親が障害を持っていたり、病気に苦しんでいる家庭もたくさんあります。そんな子どもたちに寄り添って見守りながら保育をすることになります。

「悲しいけど、青空の日」は、ママが精神疾患を抱えている女の子の物語

主人公の女の子、モナは9歳で母親と二人暮らし。ママが精神疾患を抱えており、体調の悪い日は横になって過ごしています。
モナはそんな母親の代わりに片づけや食事の準備をしています。
モナは母親が寝込んでいると悲しい気持ちになります。「ママが不調なのは自分のせいかな」とも思ってしまいます。
そんな中、学校で精神疾患について学びます。モナはさまざまな人との出会いを通じて、病気への理解へを深めていきます。

「悲しいけど、青空の日」Youtubeでは朗読動画はこちら
https://www.youtube.com/watch?v=m-JaWohaUsQ

「ママが調子が悪いのはあなたのせいじゃないよ」と語りかける

第一章では、ぬいぐるみと過ごす日々やママが精神疾患であることを先生に相談する内容。第二章では、精神疾患について、子どもでも理解しやすい言葉で説明されています。第三章では、大人向けの解説。
同じ境遇にいる子どもたちへのメッセージや相談先も盛り込んだ手引書となっています。
「ママの不調はあなたのせいではない、みんなと同じように楽しく過ごして」と語りかけています。

翻訳した田野中さんは保健師であり大学の准教授

翻訳した田野中恭子さんは、保健師の資格を持ち、佛教大学の准教授を務めています。
2012年ごろから、精神疾患の親を持つ子どもたちの集いに多く参加してきました。
病気に苦しむ親を気遣う子ども達は、みんな周りの友達や先生に隠しながら、家事をこなしています。一人で抱え込みながらなんとか日常生活を送っている様子を知ったそうです。
そんななか、この原著を読み、物語性に強く共感し、翻訳したいと考えました。

出版社には採算が合わないと断られ・・・クラウドファンティングで資金を調達!

出版社に問い合わせても採算が合わないと断られ、月日が過ぎていきました。
そんな時にさいたま市のNPO法人「ぷるすあるは https://pulusualuha.or.jp/ 」のサポートを受け、クラウドファンティングを呼び掛けることに。

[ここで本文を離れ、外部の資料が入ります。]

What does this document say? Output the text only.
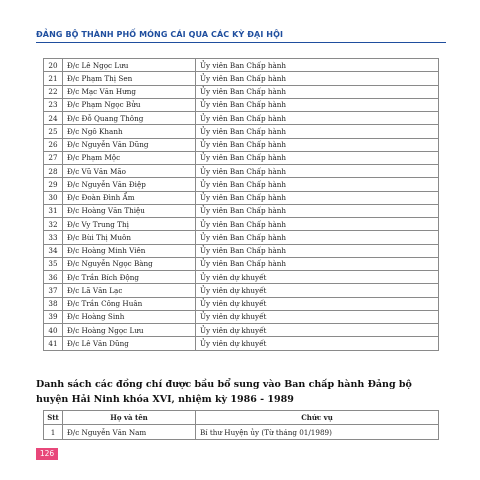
ĐẢNG BỘ THÀNH PHỐ MÓNG CÁI QUA CÁC KỲ ĐẠI HỘI
20	Đ/c Lê Ngọc Lưu	Ủy viên Ban Chấp hành
21	Đ/c Phạm Thị Sen	Ủy viên Ban Chấp hành
22	Đ/c Mạc Văn Hưng	Ủy viên Ban Chấp hành
23	Đ/c Phạm Ngọc Bửu	Ủy viên Ban Chấp hành
24	Đ/c Đỗ Quang Thông	Ủy viên Ban Chấp hành
25	Đ/c Ngô Khanh	Ủy viên Ban Chấp hành
26	Đ/c Nguyễn Văn Dũng	Ủy viên Ban Chấp hành
27	Đ/c Phạm Mộc	Ủy viên Ban Chấp hành
28	Đ/c Vũ Văn Mão	Ủy viên Ban Chấp hành
29	Đ/c Nguyễn Văn Điệp	Ủy viên Ban Chấp hành
30	Đ/c Đoàn Đình Ẩm	Ủy viên Ban Chấp hành
31	Đ/c Hoàng Văn Thiệu	Ủy viên Ban Chấp hành
32	Đ/c Vy Trung Thị	Ủy viên Ban Chấp hành
33	Đ/c Bùi Thị Muôn	Ủy viên Ban Chấp hành
34	Đ/c Hoàng Minh Viên	Ủy viên Ban Chấp hành
35	Đ/c Nguyễn Ngọc Bàng	Ủy viên Ban Chấp hành
36	Đ/c Trần Bích Động	Ủy viên dự khuyết
37	Đ/c Lã Văn Lạc	Ủy viên dự khuyết
38	Đ/c Trần Công Huân	Ủy viên dự khuyết
39	Đ/c Hoàng Sinh	Ủy viên dự khuyết
40	Đ/c Hoàng Ngọc Lưu	Ủy viên dự khuyết
41	Đ/c Lê Văn Dũng	Ủy viên dự khuyết
Danh sách các đồng chí được bầu bổ sung vào Ban chấp hành Đảng bộ huyện Hải Ninh khóa XVI, nhiệm kỳ 1986 - 1989
Stt	Họ và tên	Chức vụ
1	Đ/c Nguyễn Văn Nam	Bí thư Huyện ủy (Từ tháng 01/1989)
126
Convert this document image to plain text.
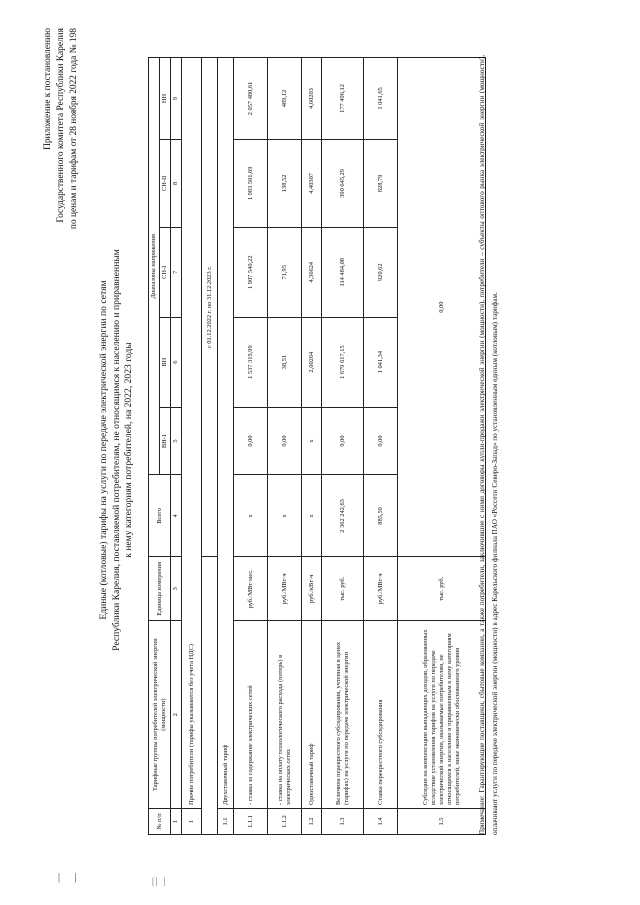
Приложение к постановлению Государственного комитета Республики Карелия по ценам и тарифам от 28 ноября 2022 года № 198
Единые (котловые) тарифы на услуги по передаче электрической энергии по сетям Республики Карелия, поставляемой потребителям, не относящимся к населению и приравненным к нему категориям потребителей, на 2022, 2023 годы
№ п/п	Тарифные группы потребителей электрической энергии (мощности)	Единица измерения	Всего	Диапазоны напряжения				
				ВН-1	ВН	СН-I	СН-II	НН
1	2	3	4	5	6	7	8	9
1	Прочие потребители (тарифы указываются без учета НДС)							
			с 01.12.2022 г. по 31.12.2023 г.					
1.1	Двухставочный тариф							
1.1.1	- ставка за содержание электрических сетей	руб./МВт·мес.	x	0,00	1 537 319,99	1 907 540,22	1 983 501,69	2 057 480,61
1.1.2	- ставка на оплату технологического расхода (потерь) в электрических сетях	руб./МВт·ч	x	0,00	38,51	71,95	138,52	489,12
1.2	Одноставочный тариф	руб./кВт·ч	x	x	2,00264	4,36624	4,40307	4,60203
1.3	Величина перекрестного субсидирования, учтенная в ценах (тарифах) на услуги по передаче электрической энергии	тыс. руб.	2 362 242,63	0,00	1 679 617,15	114 484,08	390 645,29	177 496,12
1.4	Ставка перекрестного субсидирования	руб./МВт·ч	885,59	0,00	1 041,34	920,62	828,79	1 041,65
1.5	Субсидии на компенсацию выпадающих доходов, образованных вследствие установления тарифов на услуги по передаче электрической энергии, оказываемые потребителям, не относящимся к населению и приравненным к нему категориям потребителей, ниже экономически обоснованного уровня	тыс. руб.	0,00						Примечание: Гарантирующие поставщики, сбытовые компании, а также потребители, заключившие с ними договоры купли-продажи электрической энергии (мощности), потребители – субъекты оптового рынка электрической энергии (мощности), оплачивают услуги по передаче электрической энергии (мощности) в адрес Карельского филиала ПАО «Россети Северо-Запад» по установленным единым (котловым) тарифам.
| |	|| |
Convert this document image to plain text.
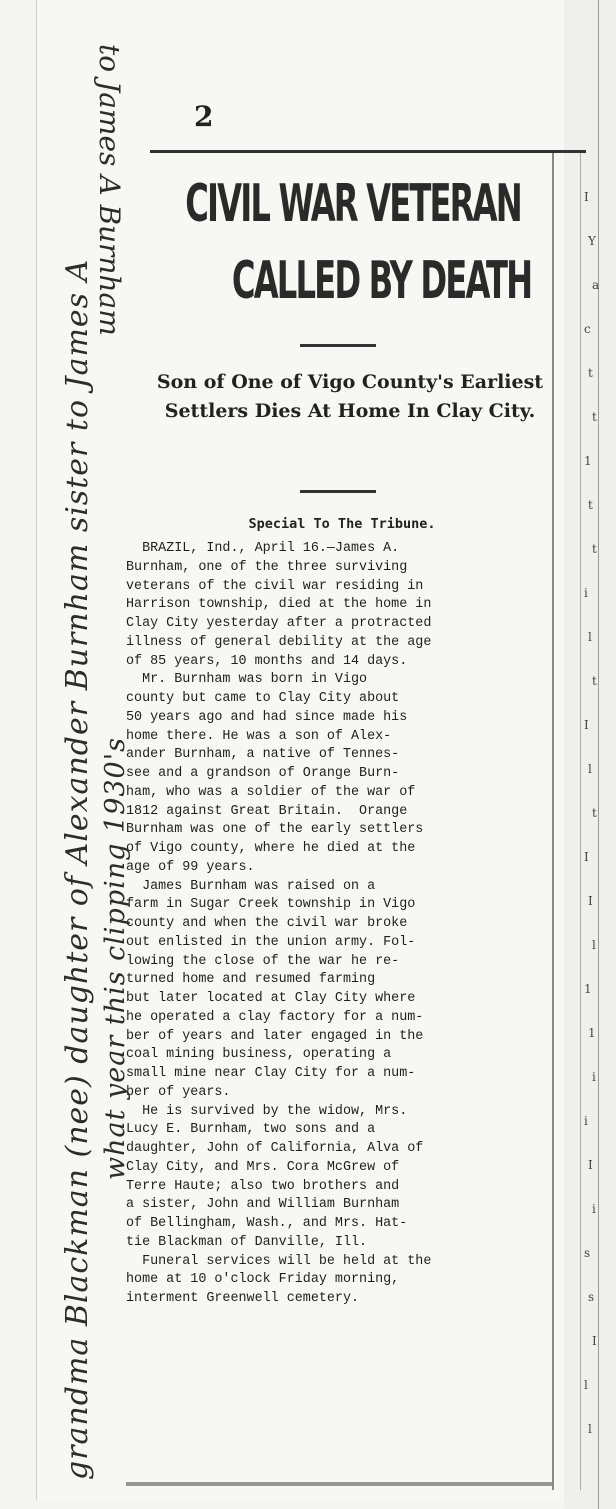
I
Y
a
c
t
t
1
t
t
i
l
t
I
l
t
I
I
l
1
1
i
i
I
i
s
s
I
l
l
2
CIVIL WAR VETERAN
CALLED BY DEATH
Son of One of Vigo County's Earliest Settlers Dies At Home In Clay City.
Special To The Tribune.
BRAZIL, Ind., April 16.—James A.
Burnham, one of the three surviving
veterans of the civil war residing in
Harrison township, died at the home in
Clay City yesterday after a protracted
illness of general debility at the age
of 85 years, 10 months and 14 days.
Mr. Burnham was born in Vigo
county but came to Clay City about
50 years ago and had since made his
home there. He was a son of Alex-
ander Burnham, a native of Tennes-
see and a grandson of Orange Burn-
ham, who was a soldier of the war of
1812 against Great Britain.  Orange
Burnham was one of the early settlers
of Vigo county, where he died at the
age of 99 years.
James Burnham was raised on a
farm in Sugar Creek township in Vigo
county and when the civil war broke
out enlisted in the union army. Fol-
lowing the close of the war he re-
turned home and resumed farming
but later located at Clay City where
he operated a clay factory for a num-
ber of years and later engaged in the
coal mining business, operating a
small mine near Clay City for a num-
ber of years.
He is survived by the widow, Mrs.
Lucy E. Burnham, two sons and a
daughter, John of California, Alva of
Clay City, and Mrs. Cora McGrew of
Terre Haute; also two brothers and
a sister, John and William Burnham
of Bellingham, Wash., and Mrs. Hat-
tie Blackman of Danville, Ill.
Funeral services will be held at the
home at 10 o'clock Friday morning,
interment Greenwell cemetery.
grandma Blackman (nee) daughter of Alexander Burnham sister to James A what year this clipping 1930's
to James A Burnham
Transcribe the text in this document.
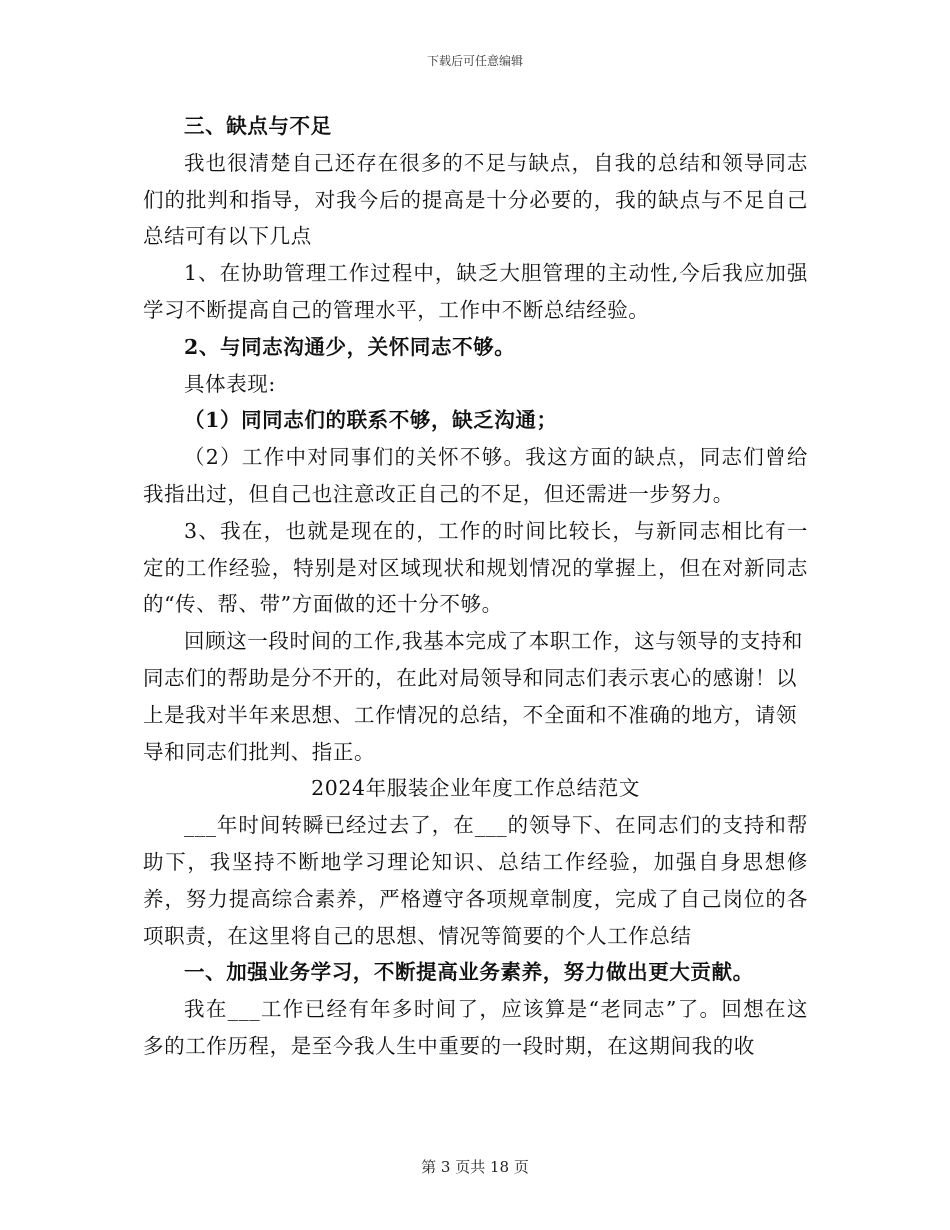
下载后可任意编辑

三、缺点与不足

我也很清楚自己还存在很多的不足与缺点，自我的总结和领导同志们的批判和指导，对我今后的提高是十分必要的，我的缺点与不足自己总结可有以下几点

1、在协助管理工作过程中，缺乏大胆管理的主动性,今后我应加强学习不断提高自己的管理水平，工作中不断总结经验。

2、与同志沟通少，关怀同志不够。

具体表现:

（1）同同志们的联系不够，缺乏沟通；

（2）工作中对同事们的关怀不够。我这方面的缺点，同志们曾给我指出过，但自己也注意改正自己的不足，但还需进一步努力。

3、我在，也就是现在的，工作的时间比较长，与新同志相比有一定的工作经验，特别是对区域现状和规划情况的掌握上，但在对新同志的“传、帮、带”方面做的还十分不够。

回顾这一段时间的工作,我基本完成了本职工作，这与领导的支持和同志们的帮助是分不开的，在此对局领导和同志们表示衷心的感谢！以上是我对半年来思想、工作情况的总结，不全面和不准确的地方，请领导和同志们批判、指正。

2024年服装企业年度工作总结范文

___年时间转瞬已经过去了，在___的领导下、在同志们的支持和帮助下，我坚持不断地学习理论知识、总结工作经验，加强自身思想修养，努力提高综合素养，严格遵守各项规章制度，完成了自己岗位的各项职责，在这里将自己的思想、情况等简要的个人工作总结

一、加强业务学习，不断提高业务素养，努力做出更大贡献。

我在___工作已经有年多时间了，应该算是“老同志”了。回想在这多的工作历程，是至今我人生中重要的一段时期，在这期间我的收

第 3 页共 18 页
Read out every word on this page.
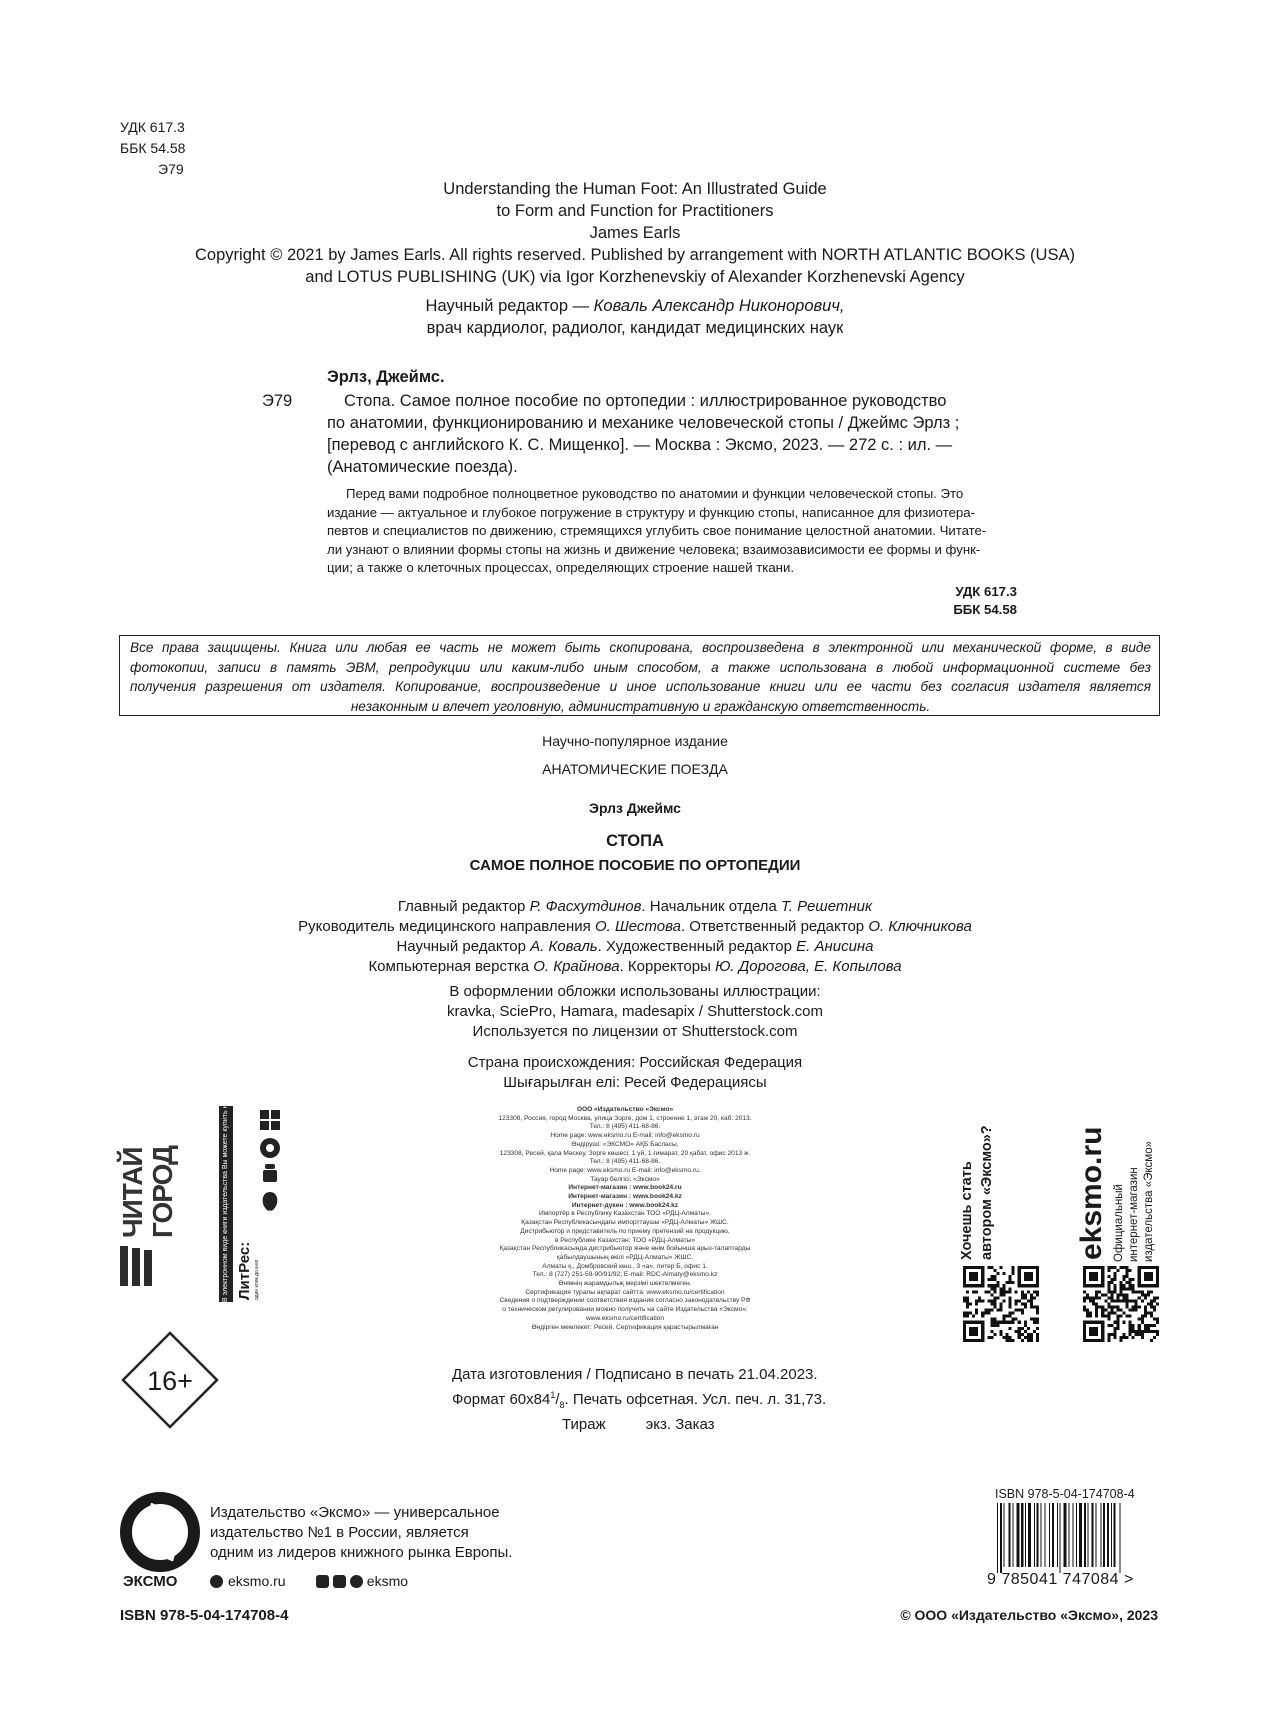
УДК 617.3
ББК 54.58
Э79
Understanding the Human Foot: An Illustrated Guide
to Form and Function for Practitioners
James Earls
Copyright © 2021 by James Earls. All rights reserved. Published by arrangement with NORTH ATLANTIC BOOKS (USA)
and LOTUS PUBLISHING (UK) via Igor Korzhenevskiy of Alexander Korzhenevski Agency
Научный редактор — Коваль Александр Никонорович,
врач кардиолог, радиолог, кандидат медицинских наук
Эрлз, Джеймс.
Э79	Стопа. Самое полное пособие по ортопедии : иллюстрированное руководство
по анатомии, функционированию и механике человеческой стопы / Джеймс Эрлз ;
[перевод с английского К. С. Мищенко]. — Москва : Эксмо, 2023. — 272 с. : ил. —
(Анатомические поезда).
Перед вами подробное полноцветное руководство по анатомии и функции человеческой стопы. Это
издание — актуальное и глубокое погружение в структуру и функцию стопы, написанное для физиотера-
певтов и специалистов по движению, стремящихся углубить свое понимание целостной анатомии. Читате-
ли узнают о влиянии формы стопы на жизнь и движение человека; взаимозависимости ее формы и функ-
ции; а также о клеточных процессах, определяющих строение нашей ткани.
УДК 617.3
ББК 54.58
Все права защищены. Книга или любая ее часть не может быть скопирована, воспроизведена в электронной или механической форме, в виде
фотокопии, записи в память ЭВМ, репродукции или каким-либо иным способом, а также использована в любой информационной системе без
получения разрешения от издателя. Копирование, воспроизведение и иное использование книги или ее части без согласия издателя является
незаконным и влечет уголовную, административную и гражданскую ответственность.
Научно-популярное издание
АНАТОМИЧЕСКИЕ ПОЕЗДА
Эрлз Джеймс
СТОПА
САМОЕ ПОЛНОЕ ПОСОБИЕ ПО ОРТОПЕДИИ
Главный редактор Р. Фасхутдинов. Начальник отдела Т. Решетник
Руководитель медицинского направления О. Шестова. Ответственный редактор О. Ключникова
Научный редактор А. Коваль. Художественный редактор Е. Анисина
Компьютерная верстка О. Крайнова. Корректоры Ю. Дорогова, Е. Копылова
В оформлении обложки использованы иллюстрации:
kravka, SciePro, Hamara, madesapix / Shutterstock.com
Используется по лицензии от Shutterstock.com
Страна происхождения: Российская Федерация
Шығарылған елі: Ресей Федерациясы
ООО «Издательство «Эксмо»
123308, Россия, город Москва, улица Зорге, дом 1, строение 1, этаж 20, каб. 2013.
Тел.: 8 (495) 411-68-86.
Home page: www.eksmo.ru E-mail: info@eksmo.ru
Өндіруші: «ЭКСМО» АҚБ Баспасы,
123308, Ресей, қала Мәскеу, Зорге көшесі, 1 үй, 1 ғимарат, 20 қабат, офис 2013 ж.
Тел.: 8 (495) 411-68-86.
Home page: www.eksmo.ru E-mail: info@eksmo.ru.
Тауар белгісі: «Эксмо»
Интернет-магазин : www.book24.ru
Интернет-магазин : www.book24.kz
Интернет-дүкен : www.book24.kz
Импортёр в Республику Казахстан ТОО «РДЦ-Алматы».
Қазақстан Республикасындағы импорттаушы «РДЦ-Алматы» ЖШС.
Дистрибьютор и представитель по приему претензий на продукцию,
в Республике Казахстан: ТОО «РДЦ-Алматы»
Қазақстан Республикасында дистрибьютор және өнім бойынша арыз-талаптарды
қабылдаушының өкілі «РДЦ-Алматы» ЖШС,
Алматы қ., Домбровский көш., 3 «а», литер Б, офис 1.
Тел.: 8 (727) 251-59-90/91/92; E-mail: RDC-Almaty@eksmo.kz
Өнімнің жарамдылық мерзімі шектелмеген.
Сертификация туралы ақпарат сайтта: www.eksmo.ru/certification
Сведения о подтверждении соответствия издания согласно законодательству РФ
о техническом регулировании можно получить на сайте Издательства «Эксмо»:
www.eksmo.ru/certification
Өндірген мемлекет: Ресей. Сертификация қарастырылмаған
Дата изготовления / Подписано в печать 21.04.2023.
Формат $60x84^1/_8$. Печать офсетная. Усл. печ. л. 31,73.
Тираж	экз. Заказ
ЧИТАЙ ГОРОД	В электронном виде книги издательства Вы можете купить на www.litres.ru
ЛитРес: один клик до книг
16+
Хочешь стать автором «Эксмо»?	eksmo.ru Официальный интернет-магазин издательства «Эксмо»
ЭКСМО
Издательство «Эксмо» — универсальное
издательство №1 в России, является
одним из лидеров книжного рынка Европы.
eksmo.ru	eksmo
ISBN 978-5-04-174708-4	© ООО «Издательство «Эксмо», 2023
ISBN 978-5-04-174708-4
9 785041 747084 >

こうして目標額の250万円を集め、出版にこぎつけました。

実態調査がまだ進んでいない日本

日本では、精神疾患を持つ親の子どもについて実態調査がなかなか進んでいないようです。ドイツの人口は日本の2/3ですが、該当する子どもは約50万人いるともされています。
最近ではそんな子どもたちが大人になって、SNSなどを使って交流する場を設けているそうです。
田野中さんは、「誰かに相談して元気になれる時間を作ってほしい、周りの大人たちは受け止めて欲しい」と語っています。